Dear [Facebook/Twitter/Instagram/Website] Commenter:

Hi there. I’m a so-called grown-up who pays closer attention to Sesame Street than most grown-ups. I’m also a person who is fascinated — perhaps too fascinated for my own good – by internet comments and the things they reveal about humanity.

I saw your comment, which was posted on [a post on Sesame Street’s social media/a news article about a new Sesame Street project]. You seemed to express, in a [somewhat articulate/barely articulate/completely incomprehensible] way, that you believe Sesame Street should not be discussing [important topic].

It sounds like you believe [children should not be taught about this topic/preschoolers are too young to hear about this topic/Sesame Street should only teach letters and numbers]. You may even suspect that Workshop is attempting to brainwash children into becoming [fanatics/sheep/zombies/people who actually care about other human beings].

It may be that most of your Sesame Street memories are of strictly fun stuff, like [Grover demonstrating near and far/Ernie singing “Rubber Duckie”/Cookie Monster eating cookies like OM NOM NOM/Granny Fanny Nesselrode failing to pour ketchup out of a bottle]. But in fact, Sesame Street has been covering serious topics for years. Most famously, there was the episode in which the adults explained to Big Bird that Mr. Hooper had died — an scene I’m sure [makes you cry every time you see it/you’re vaguely aware of].

The producers of the television show have continued do what they can to help preschoolers understand the world they live in. The show has covered racism, both allegorically and explicitly. They’ve always, always, always celebrated diversity and the acceptance and inclusion of all different kinds of people, monsters, birds, animals, fairies, grouches, and snuffleupaguses. And through various peripheral projects, home videos, and online resources, they’ve broached the subjects of death, poverty and hunger, homelessness, the challenges faced by military families, and a few more, which I can’t even remember right now but which some other nerd will remind me of in the comments on this article.

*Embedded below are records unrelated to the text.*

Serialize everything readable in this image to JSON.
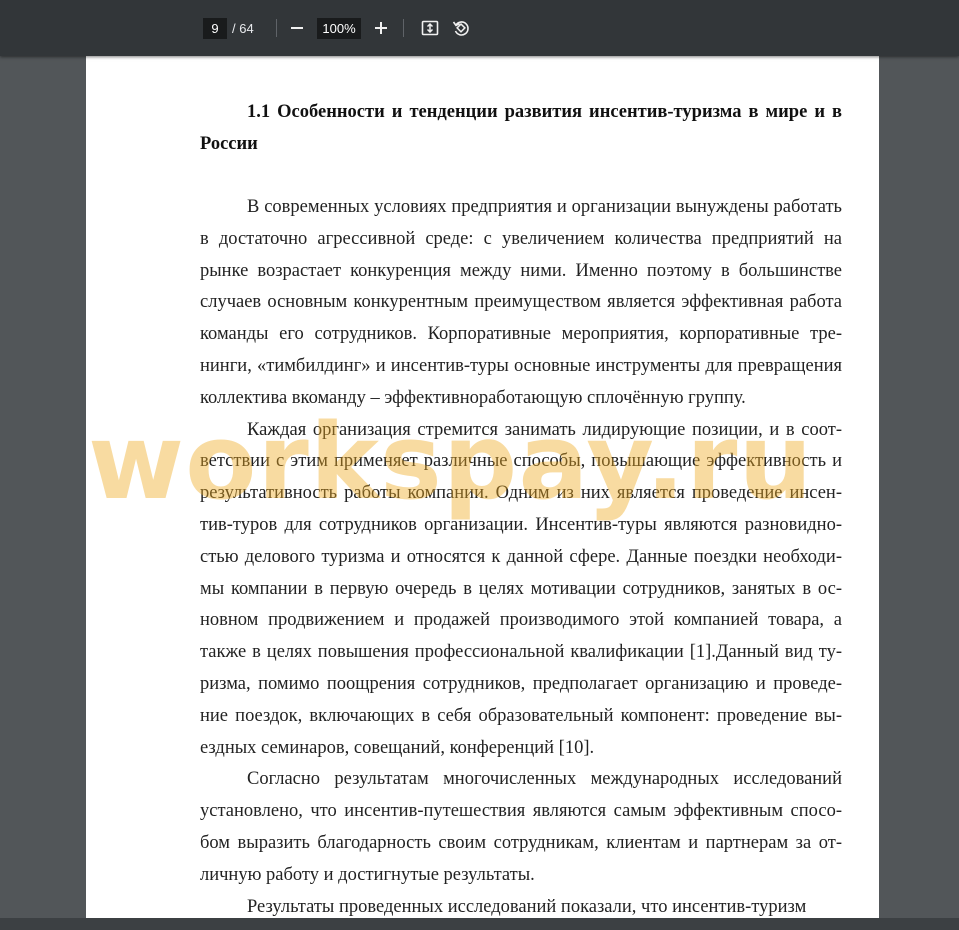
{
  "toolbar": {
    "current_page": "9",
    "page_total": "/ 64",
    "zoom": "100%",
    "zoom_out_icon": "minus-icon",
    "zoom_in_icon": "plus-icon",
    "fit_icon": "fit-page-icon",
    "rotate_icon": "rotate-icon"
  },
  "document": {
    "heading": "1.1 Особенности и тенденции развития инсентив-туризма в мире и в России",
    "paragraphs": [
      "В современных условиях предприятия и организации вынуждены рабо­тать в достаточно агрессивной среде: с увеличением количества предприятий на рынке возрастает конкуренция между ними. Именно поэтому в большинстве случаев основным конкурентным преимуществом является эффективная работа команды его сотрудников. Корпоративные мероприятия, корпоративные тре­нинги, «тимбилдинг» и инсентив-туры основные инструменты для превраще­ния коллектива вкоманду – эффективноработающую сплочённую группу.",
      "Каждая организация стремится занимать лидирующие позиции, и в соот­ветствии с этим применяет различные способы, повышающие эффективность и результативность работы компании. Одним из них является проведение инсен­тив-туров для сотрудников организации. Инсентив-туры являются разновидно­стью делового туризма и относятся к данной сфере. Данные поездки необходи­мы компании в первую очередь в целях мотивации сотрудников, занятых в ос­новном продвижением и продажей производимого этой компанией товара, а также в целях повышения профессиональной квалификации [1].Данный вид ту­ризма, помимо поощрения сотрудников, предполагает организацию и проведе­ние поездок, включающих в себя образовательный компонент: проведение вы­ездных семинаров, совещаний, конференций [10].",
      "Согласно результатам многочисленных международных исследований установлено, что инсентив-путешествия являются самым эффективным спосо­бом выразить благодарность своим сотрудникам, клиентам и партнерам за от­личную работу и достигнутые результаты.",
      "Результаты проведенных исследований показали, что инсентив-туризм"
    ]
  },
  "watermark": {
    "text": "workspay.ru",
    "color": "#eeaa1e"
  },
  "colors": {
    "toolbar_bg": "#323639",
    "viewer_bg": "#525659",
    "paper_bg": "#ffffff"
  }
}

And by the way, speaking of online resources, I should note that, if [you had actually read the article/you had really actually read the article], you would have noticed that Sesame Street is not covering [important topic] on an episode of the television show. A child is not accidentally going to come across this while sitting down to watch the show on [HBO/PBS]. The adults in their life would have to actively seek out this [social media post/TV special/online video].

Sesame Street never goes into these things unprepared. They do a ton of research on how best to explain these topics to children in a way that they can understand. They do much more studying and homework than you ever did in your [English/Biology/History/Bowling] class. They’re never going to talk about [important topic] in the same way you would talk about it with your [friend/sister/dentist/waiter at Applebee’s]. And they’re never going to cover topics that would be truly traumatic for children to hear about, like, say, [topic that would be truly traumatic for children to hear about].

The show’s current mission statement is to help kids become “smarter, stronger, and kinder.” Kids are going to find out about [important topic] at some point in their lives, probably sooner than we’d like. Isn’t it better for them to be prepared? Isn’t it better for them to be informed and have an open mind? I don’t know about you, but if I could go back and retcon my life, I’d much rather have had [important topic] gently and clearly explained to me for the first time by [Elmo/Abby/Elmo’s dad/all the Sesame Muppets/Granny Fanny Nesselrode].

Well, thanks for reading. I’m confident I’ve changed your mind, because [I have faith in humanity/I’m very delusional/I think I’m SO SMART].

One more thing: I noticed that your understanding of [the details of Sesame Workshop’s deal with HBO/Jim Henson’s involvement in the creation of the show/when it’s appropriate to use caps lock] is woefully inaccurate. But that’s a topic for another day.

[Sincerely/Head-Shakingly],

[Ryan/Some Other Dumb Guy on the Internet with an Opinion]

NOTE: Although the above was addressed to internet commenters, with a few adjustments it can also easily be applied to bloviating right-wing cable news hosts!